With the celebrations for the St. Louis Cardinals' World Series triumph barely concluded, there is already news likely to devastate Redbirds fans. And, no, Albert Pujols has not signed a contract with the rival Chicago Cubs.
But the news breaking on Monday morning might be runner up to such an announcement as far as it impacts the immediate future of the franchise. Longtime Cardinals manager Tony La Russa is retiring.
"There isn't one [factor] that dominates [my decision]," La Russa said during a press conference at Busch Stadium on Monday morning. "They all just come together telling you your time is over."
"I'm looking forward to what's ahead," added La Russa, who informed the Cardinals' front office in August that he'd be stepping down at the conclusion of the season. "I'm ready to do something different."
La Russa, 67, ends his managerial career with a record of 2,728-2,365 over 33 seasons and three World Series titles. He was just 35 wins away from passing John McGraw for second place on the all-time list. Having won the 1989 World Series with the Oakland Athletics, La Russa joins Sparky Anderson as one of the two managers to win a world championship in the American and National leagues. He is the only skipper to helm multiple pennant winners in each circuit.
At his farewell announcement, La Russa insisted that he has no plans to manage again but left the door open to working in baseball in some capacity.
Both La Russa and the Cardinals held a mutual contract option for the 2012 season. Not surprisingly, Cardinals general manager John Mozeliak was hoping to exercise that option.

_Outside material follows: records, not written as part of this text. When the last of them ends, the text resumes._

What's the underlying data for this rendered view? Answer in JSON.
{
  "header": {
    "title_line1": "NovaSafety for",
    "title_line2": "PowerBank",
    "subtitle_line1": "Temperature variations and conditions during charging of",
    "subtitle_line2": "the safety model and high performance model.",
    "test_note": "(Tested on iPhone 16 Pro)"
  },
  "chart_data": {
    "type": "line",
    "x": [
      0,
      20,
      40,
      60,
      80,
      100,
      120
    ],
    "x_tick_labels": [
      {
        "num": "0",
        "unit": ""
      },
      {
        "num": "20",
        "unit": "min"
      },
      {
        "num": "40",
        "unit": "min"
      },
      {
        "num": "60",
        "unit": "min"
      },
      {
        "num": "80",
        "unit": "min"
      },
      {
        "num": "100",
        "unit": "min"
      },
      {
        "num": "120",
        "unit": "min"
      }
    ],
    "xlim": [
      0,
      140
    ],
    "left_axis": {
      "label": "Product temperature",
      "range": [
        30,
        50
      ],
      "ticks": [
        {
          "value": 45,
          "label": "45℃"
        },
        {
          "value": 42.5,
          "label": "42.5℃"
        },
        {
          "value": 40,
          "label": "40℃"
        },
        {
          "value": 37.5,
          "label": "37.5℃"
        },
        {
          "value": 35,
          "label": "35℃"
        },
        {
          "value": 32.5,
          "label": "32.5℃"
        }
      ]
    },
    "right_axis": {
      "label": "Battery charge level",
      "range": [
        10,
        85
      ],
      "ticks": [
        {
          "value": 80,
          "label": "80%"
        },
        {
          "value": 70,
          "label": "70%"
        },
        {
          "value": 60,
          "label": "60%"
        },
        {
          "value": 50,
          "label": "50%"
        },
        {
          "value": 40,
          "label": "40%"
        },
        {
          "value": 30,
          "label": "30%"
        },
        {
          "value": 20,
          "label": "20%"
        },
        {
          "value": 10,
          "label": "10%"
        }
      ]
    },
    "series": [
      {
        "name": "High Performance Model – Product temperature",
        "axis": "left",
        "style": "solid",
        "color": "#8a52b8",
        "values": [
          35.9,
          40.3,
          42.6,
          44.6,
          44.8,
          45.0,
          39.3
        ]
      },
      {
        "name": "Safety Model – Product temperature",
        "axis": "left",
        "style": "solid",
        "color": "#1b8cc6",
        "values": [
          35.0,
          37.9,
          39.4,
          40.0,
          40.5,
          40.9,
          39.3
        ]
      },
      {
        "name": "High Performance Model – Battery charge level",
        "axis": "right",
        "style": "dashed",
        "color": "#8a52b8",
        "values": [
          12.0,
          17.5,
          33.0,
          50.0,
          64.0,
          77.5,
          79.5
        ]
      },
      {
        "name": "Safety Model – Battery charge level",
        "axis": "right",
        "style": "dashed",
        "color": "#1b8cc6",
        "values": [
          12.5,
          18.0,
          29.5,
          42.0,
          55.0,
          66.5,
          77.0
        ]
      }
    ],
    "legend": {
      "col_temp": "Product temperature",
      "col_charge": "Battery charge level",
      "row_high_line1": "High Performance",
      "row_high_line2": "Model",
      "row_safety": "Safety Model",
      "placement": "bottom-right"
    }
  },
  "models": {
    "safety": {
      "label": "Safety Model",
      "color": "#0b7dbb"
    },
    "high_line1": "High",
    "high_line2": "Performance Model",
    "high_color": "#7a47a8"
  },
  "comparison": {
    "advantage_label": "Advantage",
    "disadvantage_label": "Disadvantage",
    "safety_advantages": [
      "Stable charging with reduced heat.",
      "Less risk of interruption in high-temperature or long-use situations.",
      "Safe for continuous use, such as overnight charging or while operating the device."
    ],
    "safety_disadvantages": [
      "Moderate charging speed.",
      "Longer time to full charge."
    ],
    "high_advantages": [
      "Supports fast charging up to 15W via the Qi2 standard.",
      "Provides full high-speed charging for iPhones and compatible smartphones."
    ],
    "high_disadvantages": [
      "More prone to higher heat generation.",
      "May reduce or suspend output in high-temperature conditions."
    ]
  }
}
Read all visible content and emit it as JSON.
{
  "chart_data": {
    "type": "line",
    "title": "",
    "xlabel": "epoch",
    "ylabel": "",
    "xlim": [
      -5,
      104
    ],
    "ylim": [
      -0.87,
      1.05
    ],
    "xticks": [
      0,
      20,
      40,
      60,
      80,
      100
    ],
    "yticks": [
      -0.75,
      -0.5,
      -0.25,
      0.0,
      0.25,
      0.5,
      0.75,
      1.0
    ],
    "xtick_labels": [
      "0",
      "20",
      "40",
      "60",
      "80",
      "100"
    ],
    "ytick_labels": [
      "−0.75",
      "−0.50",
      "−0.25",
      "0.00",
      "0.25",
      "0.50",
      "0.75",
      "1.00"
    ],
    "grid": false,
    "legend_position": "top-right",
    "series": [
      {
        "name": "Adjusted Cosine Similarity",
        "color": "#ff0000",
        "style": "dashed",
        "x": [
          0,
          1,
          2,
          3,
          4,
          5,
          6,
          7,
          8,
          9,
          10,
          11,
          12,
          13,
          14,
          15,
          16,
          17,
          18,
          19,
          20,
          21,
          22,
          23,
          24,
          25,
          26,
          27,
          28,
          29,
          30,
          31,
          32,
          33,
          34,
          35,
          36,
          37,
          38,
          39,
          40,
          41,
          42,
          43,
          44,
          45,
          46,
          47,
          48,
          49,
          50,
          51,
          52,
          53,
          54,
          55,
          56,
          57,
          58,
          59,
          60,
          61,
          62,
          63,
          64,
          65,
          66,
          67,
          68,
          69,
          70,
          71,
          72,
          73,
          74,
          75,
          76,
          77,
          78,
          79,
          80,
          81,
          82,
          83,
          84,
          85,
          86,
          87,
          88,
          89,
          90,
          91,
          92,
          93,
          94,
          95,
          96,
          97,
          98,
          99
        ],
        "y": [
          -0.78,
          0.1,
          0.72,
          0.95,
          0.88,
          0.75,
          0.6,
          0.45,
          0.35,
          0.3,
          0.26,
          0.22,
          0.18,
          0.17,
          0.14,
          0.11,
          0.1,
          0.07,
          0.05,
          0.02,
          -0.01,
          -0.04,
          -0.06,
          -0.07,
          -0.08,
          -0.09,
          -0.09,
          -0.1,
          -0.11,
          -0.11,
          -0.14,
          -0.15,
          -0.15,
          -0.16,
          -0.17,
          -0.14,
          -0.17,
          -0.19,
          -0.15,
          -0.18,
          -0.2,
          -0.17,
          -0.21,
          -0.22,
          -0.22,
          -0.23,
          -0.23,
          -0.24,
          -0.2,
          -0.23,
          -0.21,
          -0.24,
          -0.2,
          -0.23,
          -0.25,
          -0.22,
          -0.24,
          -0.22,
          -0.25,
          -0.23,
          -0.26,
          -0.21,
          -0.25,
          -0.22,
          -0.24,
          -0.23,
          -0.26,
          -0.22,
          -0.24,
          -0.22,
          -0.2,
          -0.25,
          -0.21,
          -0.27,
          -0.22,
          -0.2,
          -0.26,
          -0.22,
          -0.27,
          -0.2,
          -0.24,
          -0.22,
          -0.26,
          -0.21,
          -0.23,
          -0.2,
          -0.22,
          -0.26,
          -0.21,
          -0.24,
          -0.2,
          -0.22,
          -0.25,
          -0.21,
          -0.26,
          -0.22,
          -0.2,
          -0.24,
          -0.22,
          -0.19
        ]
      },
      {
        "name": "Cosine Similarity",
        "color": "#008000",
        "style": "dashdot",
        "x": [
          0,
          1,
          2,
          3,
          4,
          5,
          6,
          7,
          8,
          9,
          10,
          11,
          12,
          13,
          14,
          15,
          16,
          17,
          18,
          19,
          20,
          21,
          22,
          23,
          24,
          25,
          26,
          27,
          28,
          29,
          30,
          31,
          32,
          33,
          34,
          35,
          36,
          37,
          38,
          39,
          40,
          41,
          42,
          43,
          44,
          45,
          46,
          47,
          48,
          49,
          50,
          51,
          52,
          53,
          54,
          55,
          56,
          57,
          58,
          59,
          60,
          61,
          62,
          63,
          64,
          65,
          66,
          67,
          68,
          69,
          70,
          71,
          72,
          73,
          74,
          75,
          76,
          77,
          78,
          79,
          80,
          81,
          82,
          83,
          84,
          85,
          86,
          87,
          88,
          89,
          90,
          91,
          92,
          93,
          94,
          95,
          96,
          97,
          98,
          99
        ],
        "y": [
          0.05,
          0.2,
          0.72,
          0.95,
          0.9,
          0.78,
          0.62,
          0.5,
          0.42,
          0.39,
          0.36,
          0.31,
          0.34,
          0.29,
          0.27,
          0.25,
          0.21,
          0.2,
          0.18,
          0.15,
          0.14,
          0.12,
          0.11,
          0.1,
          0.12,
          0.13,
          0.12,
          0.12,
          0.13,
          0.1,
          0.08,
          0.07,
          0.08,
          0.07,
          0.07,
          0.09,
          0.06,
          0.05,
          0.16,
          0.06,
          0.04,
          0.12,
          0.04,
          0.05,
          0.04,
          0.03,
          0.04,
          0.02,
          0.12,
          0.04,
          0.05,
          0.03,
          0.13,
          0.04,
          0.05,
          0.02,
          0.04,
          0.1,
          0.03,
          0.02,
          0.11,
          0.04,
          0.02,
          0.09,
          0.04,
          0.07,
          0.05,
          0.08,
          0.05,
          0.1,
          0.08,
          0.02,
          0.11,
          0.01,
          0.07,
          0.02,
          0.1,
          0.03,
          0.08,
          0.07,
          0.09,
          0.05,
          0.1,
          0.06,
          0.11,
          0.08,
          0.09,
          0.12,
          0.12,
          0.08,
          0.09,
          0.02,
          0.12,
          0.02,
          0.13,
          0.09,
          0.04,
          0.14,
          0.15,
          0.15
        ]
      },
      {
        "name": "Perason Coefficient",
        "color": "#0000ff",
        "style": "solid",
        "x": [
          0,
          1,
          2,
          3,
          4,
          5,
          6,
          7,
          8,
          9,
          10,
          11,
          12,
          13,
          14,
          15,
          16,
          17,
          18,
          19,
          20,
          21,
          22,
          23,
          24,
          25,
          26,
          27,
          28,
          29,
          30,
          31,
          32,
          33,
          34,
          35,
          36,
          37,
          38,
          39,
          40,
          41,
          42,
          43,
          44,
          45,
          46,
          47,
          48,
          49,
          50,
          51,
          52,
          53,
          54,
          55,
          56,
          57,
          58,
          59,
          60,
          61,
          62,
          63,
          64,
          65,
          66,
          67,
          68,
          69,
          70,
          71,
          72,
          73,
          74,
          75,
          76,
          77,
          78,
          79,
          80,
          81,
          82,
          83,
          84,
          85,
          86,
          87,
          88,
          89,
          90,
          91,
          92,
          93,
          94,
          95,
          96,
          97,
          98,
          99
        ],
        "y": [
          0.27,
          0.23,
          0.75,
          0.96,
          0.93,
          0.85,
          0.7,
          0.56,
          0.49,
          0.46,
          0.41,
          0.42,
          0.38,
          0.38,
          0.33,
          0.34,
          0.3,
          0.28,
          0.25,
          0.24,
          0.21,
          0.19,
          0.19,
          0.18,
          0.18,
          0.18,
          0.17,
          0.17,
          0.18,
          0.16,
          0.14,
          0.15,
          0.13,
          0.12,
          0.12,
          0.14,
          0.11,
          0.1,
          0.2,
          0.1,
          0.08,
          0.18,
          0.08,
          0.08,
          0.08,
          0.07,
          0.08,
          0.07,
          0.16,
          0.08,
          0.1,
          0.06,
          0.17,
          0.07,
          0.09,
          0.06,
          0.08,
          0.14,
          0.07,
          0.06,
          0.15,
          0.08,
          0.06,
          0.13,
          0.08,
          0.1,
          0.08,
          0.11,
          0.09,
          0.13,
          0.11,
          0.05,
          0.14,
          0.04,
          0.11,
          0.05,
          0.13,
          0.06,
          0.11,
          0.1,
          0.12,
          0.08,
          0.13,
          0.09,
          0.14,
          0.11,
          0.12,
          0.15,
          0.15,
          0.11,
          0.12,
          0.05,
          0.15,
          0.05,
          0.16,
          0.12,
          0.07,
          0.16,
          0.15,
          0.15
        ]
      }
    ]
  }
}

On Sunday, the team announced that it had chosen to pick up an option on catcher Yadier Molina.
Of course, it is not Molina's contract status that Cardinals fans -- and likely Cardinals management -- is most concerned with as the team enters the offseason. Before La Russa's announcement, it was anticipated that the fate of Pujols would be the most dramatic storyline of the offseason. During the team's victory parade through St. Louis on Sunday, fans pleaded with Pujols to re-sign with the Cardinals as a free agent. Perhaps, they should have also been asking for the team's manager to come back.
If La Russa's retirement is the prelude to Pujols' departure then surely the 2011 World Series will be viewed as the end of particularly fruitful era in the storied history of the Cardinals. Since being appointed manager in 1996, La Russa led the Cardinals to nine postseason berths, three pennants and two world championships.